A small banjolele emerges from the upstage curtain of the thrust stage, and the player gives the opening chords to “It’s a Sin to Tell a Lie.” The curtain parts and the ensemble members stride onto the stage, some with other instruments in hand. They’re garbed in ’20s gear, nicely put together by costume designer Arthur Oliver, and as a crooner takes to the microphone to warble the chorus, the cast breaks into the Charleston.
Does it matter that the song is actually more than a decade younger than the era portrayed? It does not. The success of this production—and it’s very successful—lies in a clearness of purpose, faithfulness to the clues of the text and beautifully paced energy. Director Tony Simotes leads a versatile cast through the play’s manic vicissitudes with few of the would-be improvements that can mar high-concept realizations.
There’s a joke at the heart of the play’s setting, which can be taken to be either the Ardennes region in France (where the playwright’s source material was set) or the Stratford-area Arden. Set designer Sandra Goldmark puts us in Paris at the top of the show, with miniatures of the Eiffel Tower, Arc de Triomphe, Notre Dame Cathedral and the Panthéon among the functional set pieces on an otherwise bare (but blue) stage. The forest, such as it is, is an upstage jumble of pipes and trees with a second level that will inspire impressive acrobatics from Orlando (Tony Roach) and Rosalind (Merritt Janson).

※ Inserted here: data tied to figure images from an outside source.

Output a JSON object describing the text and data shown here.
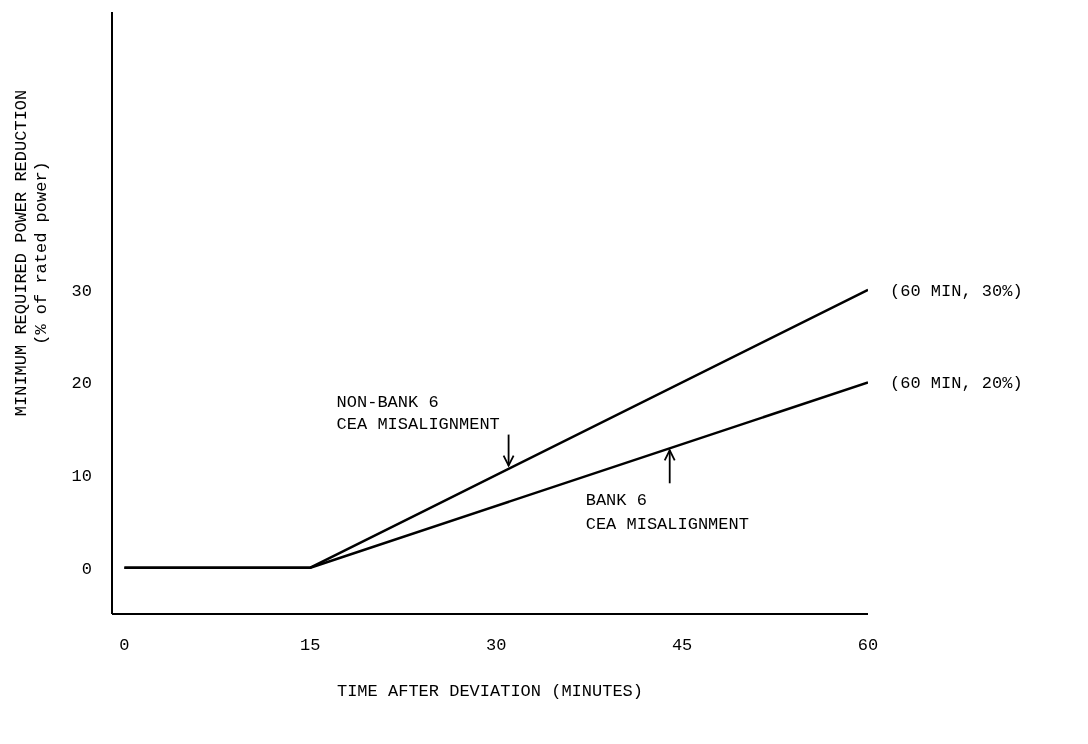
{
  "chart_data": {
    "type": "line",
    "xlabel": "TIME AFTER DEVIATION (MINUTES)",
    "ylabel": "MINIMUM REQUIRED POWER REDUCTION\n(% of rated power)",
    "series": [
      {
        "color": "#000000",
        "x": [
          0,
          15,
          60
        ],
        "values": [
          0,
          0,
          30
        ]
      },
      {
        "color": "#000000",
        "x": [
          0,
          15,
          60
        ],
        "values": [
          0,
          0,
          20
        ]
      }
    ],
    "xlim": [
      -1,
      60
    ],
    "xticks": [
      0,
      15,
      30,
      45,
      60
    ],
    "ylim": [
      -5,
      60
    ],
    "yticks": [
      0,
      10,
      20,
      30
    ],
    "grid": false,
    "annotations": [
      {
        "text": "NON-BANK 6\nCEA MISALIGNMENT",
        "x": 31,
        "y": 10.7
      },
      {
        "text": "BANK 6\nCEA MISALIGNMENT",
        "x": 44,
        "y": 13
      },
      {
        "text": "(60 MIN, 30%)",
        "x": 60,
        "y": 30
      },
      {
        "text": "(60 MIN, 20%)",
        "x": 60,
        "y": 20
      }
    ]
  }
}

We’re introduced to Orlando, in the first of the many plot threads, as he complains to servant Adam (Malcolm Ingram, in an unexpected—but hey, why not?— north-country English accent) about his mean brother Oliver (Josh Aaron McCabe), setting us up for a quarrel between the siblings.

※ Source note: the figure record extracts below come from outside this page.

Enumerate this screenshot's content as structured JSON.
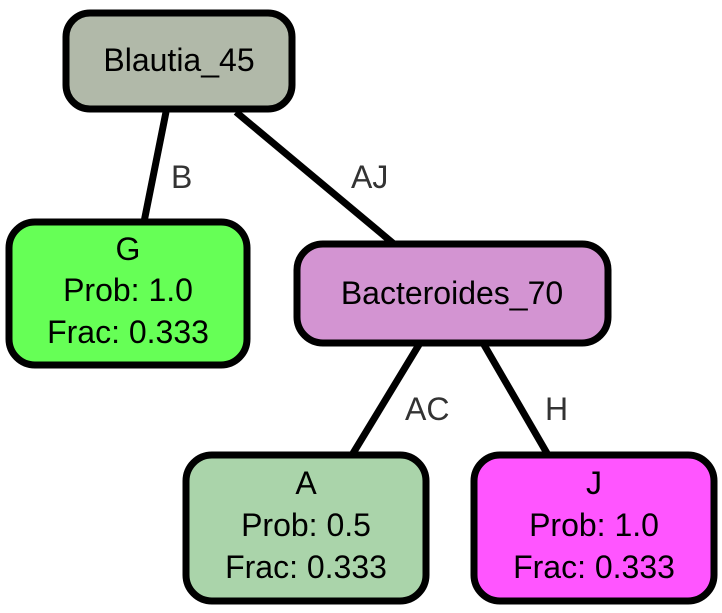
{
  "tree": {
    "nodes": {
      "root": {
        "name": "Blautia_45",
        "color": "#b1b9a9"
      },
      "g": {
        "name": "G",
        "prob": "Prob: 1.0",
        "frac": "Frac: 0.333",
        "color": "#66ff56"
      },
      "bacteroides": {
        "name": "Bacteroides_70",
        "color": "#d394d2"
      },
      "a": {
        "name": "A",
        "prob": "Prob: 0.5",
        "frac": "Frac: 0.333",
        "color": "#aad4aa"
      },
      "j": {
        "name": "J",
        "prob": "Prob: 1.0",
        "frac": "Frac: 0.333",
        "color": "#ff55ff"
      }
    },
    "edges": {
      "root_g": {
        "label": "B"
      },
      "root_bacteroides": {
        "label": "AJ"
      },
      "bacteroides_a": {
        "label": "AC"
      },
      "bacteroides_j": {
        "label": "H"
      }
    }
  }
}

Roach bursts with youthful energy, while McCabe is more measured—plodding, even, in his early scenes. But by the time of his change of heart, late in the show, I had long since found his performance credible and enjoyable.
Janson, too, seemed a little uncertain at first—but it was me, not her, who had the problem. I want so much to like the character of Rosalind (and have so often been disappointed) that I’m too skeptical at the start. But Janson’s concept of boyishness, as she takes to trousers in an impersonation she pursues for most of the play, was measured with the exuberance of a young woman in love, and it worked excellently.

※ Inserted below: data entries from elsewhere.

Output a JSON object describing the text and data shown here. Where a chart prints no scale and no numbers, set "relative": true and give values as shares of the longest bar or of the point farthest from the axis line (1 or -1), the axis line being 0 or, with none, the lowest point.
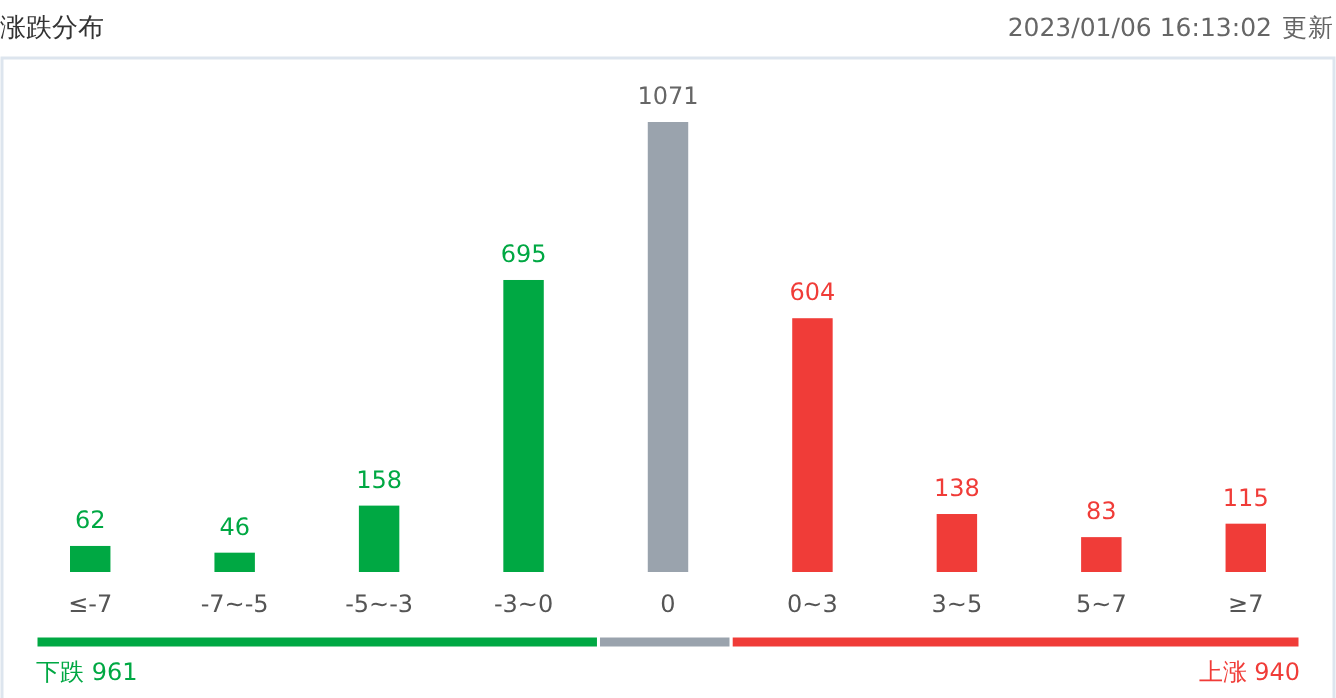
{
  "chart_data": [
    {
      "type": "bar",
      "title": "涨跌分布",
      "subtitle": "2023/01/06 16:13:02",
      "annotations": [
        "更新"
      ],
      "categories": [
        "≤-7",
        "-7~-5",
        "-5~-3",
        "-3~0",
        "0",
        "0~3",
        "3~5",
        "5~7",
        "≥7"
      ],
      "values": [
        62,
        46,
        158,
        695,
        1071,
        604,
        138,
        83,
        115
      ],
      "colors": [
        "#00a843",
        "#00a843",
        "#00a843",
        "#00a843",
        "#9aa3ad",
        "#f03c38",
        "#f03c38",
        "#f03c38",
        "#f03c38"
      ],
      "data_labels": true
    },
    {
      "type": "bar",
      "orientation": "horizontal",
      "stacked": true,
      "relative": true,
      "categories": [
        null
      ],
      "series": [
        {
          "color": "#00a843",
          "values": [
            0.445
          ]
        },
        {
          "color": "#9aa3ad",
          "values": [
            0.105
          ]
        },
        {
          "color": "#f03c38",
          "values": [
            0.45
          ]
        }
      ],
      "annotations": [
        "下跌 961",
        "上涨 940"
      ]
    }
  ]
}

Two of the play’s most famous characters are Touchstone, the clown, and the melancholy Jacques. Both featured company veterans. Jonathan Epstein, nattily motley as Touchstone, brought a wonderful comic sensibility to his interpretation, giving the lines a winning freshness. To play Jacques as a woman was an inspired touch; even better was casting Tod Randolph, whose world-weariness still bore enough charm to make the familiar “Seven Ages of Man” monologue sound inspired.
Some of the roles are almost thankless, but Jonathan Croy’s shepherd, Corin, and Ryan Winkles’ adoring Silvius brought convincing humanity to their portrayals. Johnny Lee Davenport played both of the feuding Dukes with more than enough contrast: his mean Duke was all bellow, where more intra-character variety would have been useful. Similarly, Dana Harrison’s Phebe was a one-dimensional harridan whose sudden passion for the disguised Rosalind remained too cartoony. But what criticism I have is almost churlish in light of the overall joy and accessibility of the piece.
Director Simotes also provided good fight choreography where needed, as in the first-act wrestling match, where enough stylization of the action kept the effect light but believable. Alexander Sovronsky provided music for the show’s songs, most famously “Under the Greenwood Tree” and “It was a Lover and His Lass.” Music is an important part of the show, and Sovronsky’s settings were good enough for the purpose—but he upstaged himself by incorporating a French protest song, “La cavalcade,” sung compellingly by the exiled Duke’s forces, appropriately garbed in Foreign Legion attire. Sovronsky also provided the sound design, among the best I’ve recently heard.
My theory is that the popularity of pastoral comedies prompted Shakespeare to give his audience extra helpings of the ingredients, enough to culminate in a quadruple wedding. You want more? the play seems to say. See how you like it. To which I reply: Very much, thank you. Very much.